The lack of a common vector layer with masking and dynamic vector length support is also a concern. Modeling these vector concepts in a generic way will allow us to share implementations across targets with similar vector/predication features (e.g., SVE, RVV), making some target-specific dialects unnecessary.

We propose a generic and less invasive approach to masking in MLIR that properly scales with the unbound and multi-abstraction level nature of this intermediate representation.

Proposal

This proposal comprises three parts: i) a new vector.mask operation with a region to model masked computation, ii) new interfaces to characterize operations that can mask and be masked and, iii) a set of masked elementary vector operations that will serve as a low-level landing pad for masked operations and facilitate the conversion to LLVM and other backends with masking support.

The vector.mask Operation

We propose the vector.mask operation as a generic vehicle to apply masking to any operation in MLIR, regardless of its level of abstraction.

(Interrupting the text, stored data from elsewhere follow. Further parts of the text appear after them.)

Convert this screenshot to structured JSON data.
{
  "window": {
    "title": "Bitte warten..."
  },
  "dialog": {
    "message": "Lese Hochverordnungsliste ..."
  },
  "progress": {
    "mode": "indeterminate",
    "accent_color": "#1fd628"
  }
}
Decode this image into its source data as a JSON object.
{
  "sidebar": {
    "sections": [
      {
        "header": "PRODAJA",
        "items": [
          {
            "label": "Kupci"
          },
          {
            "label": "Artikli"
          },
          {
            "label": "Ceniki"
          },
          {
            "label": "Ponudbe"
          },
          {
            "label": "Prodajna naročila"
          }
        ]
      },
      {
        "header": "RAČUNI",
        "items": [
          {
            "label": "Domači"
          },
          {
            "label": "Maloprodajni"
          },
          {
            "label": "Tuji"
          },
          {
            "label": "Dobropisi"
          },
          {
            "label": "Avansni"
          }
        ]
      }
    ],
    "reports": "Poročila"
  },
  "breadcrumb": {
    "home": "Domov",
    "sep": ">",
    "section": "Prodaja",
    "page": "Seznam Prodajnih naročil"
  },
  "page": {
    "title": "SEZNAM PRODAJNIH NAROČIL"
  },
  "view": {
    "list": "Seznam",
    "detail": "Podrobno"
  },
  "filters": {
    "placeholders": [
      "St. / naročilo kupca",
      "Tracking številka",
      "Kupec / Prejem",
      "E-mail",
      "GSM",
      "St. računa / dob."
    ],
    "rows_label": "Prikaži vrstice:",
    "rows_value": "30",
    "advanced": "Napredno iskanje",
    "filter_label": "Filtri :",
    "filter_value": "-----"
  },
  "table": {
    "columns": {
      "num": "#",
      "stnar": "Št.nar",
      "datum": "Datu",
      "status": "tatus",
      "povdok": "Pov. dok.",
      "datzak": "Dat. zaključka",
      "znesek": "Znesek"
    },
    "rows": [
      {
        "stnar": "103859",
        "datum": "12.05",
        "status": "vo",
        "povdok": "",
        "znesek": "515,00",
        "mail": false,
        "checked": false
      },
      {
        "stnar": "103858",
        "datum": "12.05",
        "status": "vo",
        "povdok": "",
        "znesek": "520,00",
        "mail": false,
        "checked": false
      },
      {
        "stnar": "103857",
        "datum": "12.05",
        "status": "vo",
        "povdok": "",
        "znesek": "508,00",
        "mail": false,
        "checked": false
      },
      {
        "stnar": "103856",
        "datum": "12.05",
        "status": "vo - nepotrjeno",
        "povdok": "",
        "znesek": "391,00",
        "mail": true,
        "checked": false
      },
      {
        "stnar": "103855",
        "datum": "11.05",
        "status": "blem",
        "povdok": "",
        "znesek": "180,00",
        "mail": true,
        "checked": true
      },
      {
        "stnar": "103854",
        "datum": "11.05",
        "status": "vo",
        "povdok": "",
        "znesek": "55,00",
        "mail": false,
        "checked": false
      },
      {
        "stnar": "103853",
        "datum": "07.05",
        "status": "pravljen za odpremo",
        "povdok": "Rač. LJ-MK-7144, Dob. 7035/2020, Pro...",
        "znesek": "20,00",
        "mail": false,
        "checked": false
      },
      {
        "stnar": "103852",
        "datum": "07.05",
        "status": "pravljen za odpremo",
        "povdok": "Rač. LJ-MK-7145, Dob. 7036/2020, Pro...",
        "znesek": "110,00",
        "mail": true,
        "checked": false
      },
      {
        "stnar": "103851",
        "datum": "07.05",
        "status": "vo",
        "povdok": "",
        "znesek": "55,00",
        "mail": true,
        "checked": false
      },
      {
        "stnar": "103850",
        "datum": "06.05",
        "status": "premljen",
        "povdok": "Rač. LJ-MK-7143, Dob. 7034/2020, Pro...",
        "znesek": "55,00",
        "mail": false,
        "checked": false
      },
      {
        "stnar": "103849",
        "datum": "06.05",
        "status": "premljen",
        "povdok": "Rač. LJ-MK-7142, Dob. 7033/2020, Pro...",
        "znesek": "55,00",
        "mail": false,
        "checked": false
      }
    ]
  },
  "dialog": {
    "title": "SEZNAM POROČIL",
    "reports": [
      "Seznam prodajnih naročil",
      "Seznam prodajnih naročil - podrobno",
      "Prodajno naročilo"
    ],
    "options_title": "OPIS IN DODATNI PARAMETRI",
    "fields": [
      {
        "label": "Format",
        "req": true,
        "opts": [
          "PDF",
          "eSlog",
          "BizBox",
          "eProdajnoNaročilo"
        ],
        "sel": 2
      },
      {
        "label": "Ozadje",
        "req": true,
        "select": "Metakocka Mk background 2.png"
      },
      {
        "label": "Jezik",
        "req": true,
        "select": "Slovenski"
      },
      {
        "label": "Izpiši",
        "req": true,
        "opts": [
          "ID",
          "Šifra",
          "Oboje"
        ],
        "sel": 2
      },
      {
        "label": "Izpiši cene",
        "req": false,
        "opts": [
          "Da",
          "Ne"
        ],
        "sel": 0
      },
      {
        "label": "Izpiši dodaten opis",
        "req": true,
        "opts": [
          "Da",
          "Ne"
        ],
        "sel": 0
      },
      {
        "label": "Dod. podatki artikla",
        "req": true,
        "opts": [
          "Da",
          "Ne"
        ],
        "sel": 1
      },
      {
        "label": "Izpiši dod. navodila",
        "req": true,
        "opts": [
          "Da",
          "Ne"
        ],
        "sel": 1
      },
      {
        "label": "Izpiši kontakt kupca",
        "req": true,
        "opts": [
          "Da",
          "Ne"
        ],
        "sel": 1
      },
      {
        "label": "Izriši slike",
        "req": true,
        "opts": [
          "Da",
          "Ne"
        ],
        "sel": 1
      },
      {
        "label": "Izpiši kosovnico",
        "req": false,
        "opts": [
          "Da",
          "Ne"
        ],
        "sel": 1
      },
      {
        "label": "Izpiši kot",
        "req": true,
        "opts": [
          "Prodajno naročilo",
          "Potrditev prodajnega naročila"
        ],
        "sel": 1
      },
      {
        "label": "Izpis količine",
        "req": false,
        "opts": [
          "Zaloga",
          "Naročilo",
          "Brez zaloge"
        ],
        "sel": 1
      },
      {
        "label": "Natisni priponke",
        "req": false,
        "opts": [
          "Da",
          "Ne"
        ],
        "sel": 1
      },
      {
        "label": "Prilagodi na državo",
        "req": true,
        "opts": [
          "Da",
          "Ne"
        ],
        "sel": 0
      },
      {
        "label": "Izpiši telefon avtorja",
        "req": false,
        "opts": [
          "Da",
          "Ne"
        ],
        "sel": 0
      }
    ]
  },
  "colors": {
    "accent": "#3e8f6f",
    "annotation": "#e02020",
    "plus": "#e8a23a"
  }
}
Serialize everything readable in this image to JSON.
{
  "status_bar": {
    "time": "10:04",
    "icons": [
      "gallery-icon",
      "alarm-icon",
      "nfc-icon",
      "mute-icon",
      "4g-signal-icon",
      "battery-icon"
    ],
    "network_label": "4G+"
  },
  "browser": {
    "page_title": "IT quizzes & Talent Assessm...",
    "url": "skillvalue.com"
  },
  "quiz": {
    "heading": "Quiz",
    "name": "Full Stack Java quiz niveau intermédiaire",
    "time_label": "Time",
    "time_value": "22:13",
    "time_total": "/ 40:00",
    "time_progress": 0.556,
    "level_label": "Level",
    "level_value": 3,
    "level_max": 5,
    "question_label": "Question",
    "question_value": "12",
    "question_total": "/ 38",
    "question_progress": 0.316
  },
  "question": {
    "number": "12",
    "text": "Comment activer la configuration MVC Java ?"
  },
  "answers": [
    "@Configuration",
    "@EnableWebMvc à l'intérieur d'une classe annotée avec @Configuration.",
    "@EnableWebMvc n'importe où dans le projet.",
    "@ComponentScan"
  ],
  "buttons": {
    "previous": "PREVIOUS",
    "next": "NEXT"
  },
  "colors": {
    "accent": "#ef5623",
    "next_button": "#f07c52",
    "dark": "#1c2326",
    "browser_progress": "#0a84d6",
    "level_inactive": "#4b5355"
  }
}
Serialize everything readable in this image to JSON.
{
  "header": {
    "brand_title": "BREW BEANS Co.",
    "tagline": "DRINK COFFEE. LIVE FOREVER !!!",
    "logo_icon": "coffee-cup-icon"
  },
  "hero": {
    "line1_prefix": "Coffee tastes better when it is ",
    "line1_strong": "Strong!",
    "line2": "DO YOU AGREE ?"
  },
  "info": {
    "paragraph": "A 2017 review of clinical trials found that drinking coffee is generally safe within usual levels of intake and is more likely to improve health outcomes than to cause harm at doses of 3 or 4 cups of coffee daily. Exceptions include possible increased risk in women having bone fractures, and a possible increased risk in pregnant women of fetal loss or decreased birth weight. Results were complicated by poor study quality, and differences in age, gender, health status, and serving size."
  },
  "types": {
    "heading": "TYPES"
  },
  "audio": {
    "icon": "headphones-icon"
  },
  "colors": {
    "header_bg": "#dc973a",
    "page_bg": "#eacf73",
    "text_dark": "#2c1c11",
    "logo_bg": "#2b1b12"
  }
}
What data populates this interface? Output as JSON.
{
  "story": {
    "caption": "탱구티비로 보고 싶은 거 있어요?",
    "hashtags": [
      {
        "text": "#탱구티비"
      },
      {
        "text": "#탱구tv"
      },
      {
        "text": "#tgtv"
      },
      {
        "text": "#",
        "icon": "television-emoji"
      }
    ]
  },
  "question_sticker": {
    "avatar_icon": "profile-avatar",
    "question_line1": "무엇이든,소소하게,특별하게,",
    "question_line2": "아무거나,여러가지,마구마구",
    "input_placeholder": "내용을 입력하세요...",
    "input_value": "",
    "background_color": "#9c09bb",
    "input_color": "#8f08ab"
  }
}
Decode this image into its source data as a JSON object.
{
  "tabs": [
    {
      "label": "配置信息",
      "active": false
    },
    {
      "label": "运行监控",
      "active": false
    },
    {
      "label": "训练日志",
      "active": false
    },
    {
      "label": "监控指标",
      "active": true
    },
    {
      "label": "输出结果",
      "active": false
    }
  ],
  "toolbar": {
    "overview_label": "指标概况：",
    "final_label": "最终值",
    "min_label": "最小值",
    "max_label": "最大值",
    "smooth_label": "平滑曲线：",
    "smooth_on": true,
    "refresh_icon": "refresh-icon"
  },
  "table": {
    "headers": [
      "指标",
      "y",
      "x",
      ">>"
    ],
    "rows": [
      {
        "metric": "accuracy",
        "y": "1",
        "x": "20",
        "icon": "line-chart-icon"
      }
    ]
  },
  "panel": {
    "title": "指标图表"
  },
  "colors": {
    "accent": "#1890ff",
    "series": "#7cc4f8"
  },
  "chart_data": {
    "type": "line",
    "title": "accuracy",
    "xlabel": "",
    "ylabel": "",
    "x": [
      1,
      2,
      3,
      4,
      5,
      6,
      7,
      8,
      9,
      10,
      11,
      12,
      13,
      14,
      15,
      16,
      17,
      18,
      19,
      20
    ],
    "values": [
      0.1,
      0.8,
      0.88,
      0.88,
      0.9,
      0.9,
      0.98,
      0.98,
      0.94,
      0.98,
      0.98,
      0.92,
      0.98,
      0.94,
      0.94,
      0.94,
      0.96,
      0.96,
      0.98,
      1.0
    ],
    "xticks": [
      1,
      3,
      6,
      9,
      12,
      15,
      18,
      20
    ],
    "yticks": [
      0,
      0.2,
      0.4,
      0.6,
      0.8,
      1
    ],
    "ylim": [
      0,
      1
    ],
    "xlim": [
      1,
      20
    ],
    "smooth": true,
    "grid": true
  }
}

The following snippet shows how an arith.addf can be masked using this approach:

%0 = vector.mask %mask, %passthru : vector<2x8xi1> -> vector<2x8xf32> {
    // '%a' and '%b' are captured from above.
    %1 = arith.addf %a, %b : vector<2x8xf32>
    vector.yield %1 : vector<2x8xf32>
}

The vector.mask operation takes a vector mask and an optional pass-through vector as arguments. A vector.yield-terminated region encloses the operation (nested operation) to be masked with the provided arguments. Other values used within the region are captured from above. The vector mask argument holds a bit for each vector lane and determines which vector lanes should execute the nested operation and which ones should not. The vector.mask operation returns the value produced by the masked execution of the nested operation, if any. The masked-off lanes in the result vector are taken from the corresponding lanes of the pass-through value, if provided, or left unmodified, otherwise.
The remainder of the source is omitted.